Goals

To get an introduction to using RStudio to make plots of your data.

Exercise 0

Get the starter code through the Moodle link to the Plot Lab repository. You are welcome to complete this lab with a team member or individually.

Then get all your submodules initiated as always:

git submodule update --init --recursive

Exercise 1

First you’ll need some data to analyze. I’ve provided a solution to the Data Lab so that native.cpp actually uses the configuration settings and you’ll get somewhat more interesting results.

a. Run compile.sh to get your executable.

b. Create a folder Example, where your data will go.

c. Run python3 stats_scripts/simple_repeat.py to get some data. Check in the Example folder that your data files are there.

Exercise 2

You can turn that data into something useful in R right away, but in the interest of using Python to do more, I have a Python script called munge_data.py that takes each of the individual files and puts it into one file to load into R, reducing the amount of things you need to do in R.

a. Go into the Example directory on the Terminal with cd: cd Example

b. Then run the munge script: python3 ../stats_scripts/munge_data.py. This creates a file munged_basic.dat in this directory, which is good for keeping things organized.

Exercise 3

Open up RStudio (either on your laptop if you installed it or using a lab machine).

a. Within RStudio, open the file stats_scripts/BasicStats.R.

b. R is a language that was written by statisticians, not computer programmers, so it works a bit differently. Instead of running the whole file at once, you can run each line by having your cursor on it and typing Cmd + Return. (You can also run the whole file at once, but for this lab we won’t.)

c. Run the two lines that start with require, we’ll use these packages to make plots that are prettier than the basic ones.

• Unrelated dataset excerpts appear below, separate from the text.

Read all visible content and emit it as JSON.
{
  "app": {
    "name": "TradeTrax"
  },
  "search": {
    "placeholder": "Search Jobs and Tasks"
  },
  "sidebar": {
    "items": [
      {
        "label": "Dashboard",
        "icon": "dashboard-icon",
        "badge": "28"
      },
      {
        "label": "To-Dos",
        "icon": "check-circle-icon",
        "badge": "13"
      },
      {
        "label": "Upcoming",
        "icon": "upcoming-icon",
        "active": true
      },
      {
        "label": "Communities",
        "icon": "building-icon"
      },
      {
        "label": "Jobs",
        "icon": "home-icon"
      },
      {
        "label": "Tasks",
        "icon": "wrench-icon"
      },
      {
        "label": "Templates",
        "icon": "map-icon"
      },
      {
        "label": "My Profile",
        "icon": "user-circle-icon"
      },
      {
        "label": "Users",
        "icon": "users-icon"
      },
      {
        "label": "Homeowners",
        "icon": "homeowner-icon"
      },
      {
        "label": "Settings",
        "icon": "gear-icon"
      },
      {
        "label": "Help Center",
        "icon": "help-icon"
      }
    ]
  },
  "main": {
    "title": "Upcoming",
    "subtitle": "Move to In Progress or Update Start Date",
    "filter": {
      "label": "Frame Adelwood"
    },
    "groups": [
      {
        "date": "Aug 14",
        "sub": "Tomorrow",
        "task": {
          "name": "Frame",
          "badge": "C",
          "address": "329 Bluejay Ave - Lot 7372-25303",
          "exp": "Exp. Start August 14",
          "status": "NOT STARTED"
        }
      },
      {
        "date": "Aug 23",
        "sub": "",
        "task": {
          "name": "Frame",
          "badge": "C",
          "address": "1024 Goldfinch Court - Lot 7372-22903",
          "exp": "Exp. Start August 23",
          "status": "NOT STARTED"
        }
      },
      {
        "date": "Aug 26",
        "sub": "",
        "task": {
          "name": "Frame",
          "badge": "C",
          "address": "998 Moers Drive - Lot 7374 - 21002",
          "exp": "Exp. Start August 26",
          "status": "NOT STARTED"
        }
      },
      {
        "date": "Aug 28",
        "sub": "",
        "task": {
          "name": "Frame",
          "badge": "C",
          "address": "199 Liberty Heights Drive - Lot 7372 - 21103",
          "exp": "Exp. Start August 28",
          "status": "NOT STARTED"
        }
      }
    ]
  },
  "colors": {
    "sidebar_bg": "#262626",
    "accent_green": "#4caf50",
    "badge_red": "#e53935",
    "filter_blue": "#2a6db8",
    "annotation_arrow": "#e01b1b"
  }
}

d. In R, assignment is done with <- as you can see for the list of colors. The default R colors are fine, but they aren’t color-blind or printer friendly, so I prefer my homebrew. (I actually use the Viridis package now in my own research, but we’ll stick with the homebrew for the lab.) Run the colors line.

e. Whenever you are working in R (and therefore RStudio), you should use the setwd command to indicate the working directory that R should look in for the files. You should update PATH_TO_YOUR_FOLDER to be the path to the project folder, where ever you put it. If you aren’t sure where it is, you can go in the VSCode Terminal and type pwd to get the path to working directory.

f. Read through the rest of the lines and comments and run them each in order to see what they do. You are welcome to just adapt these commands to suit your needs and ask me if there are types of plots that you want to do that aren’t included here. You can also explore more ggplot options on your own if you’d like.

Exercise 4

The main thing that you’ll need to change first for your project is probably the munge_data.py file. Open it and note how it works and what you’d need to change to get different data from your data files. Feel free to copy it over to your project and use it.

As soon as your project is printing out some basic data, try out this work flow to get a plot, even if it isn’t an interesting plot, it’s still useful to see your data!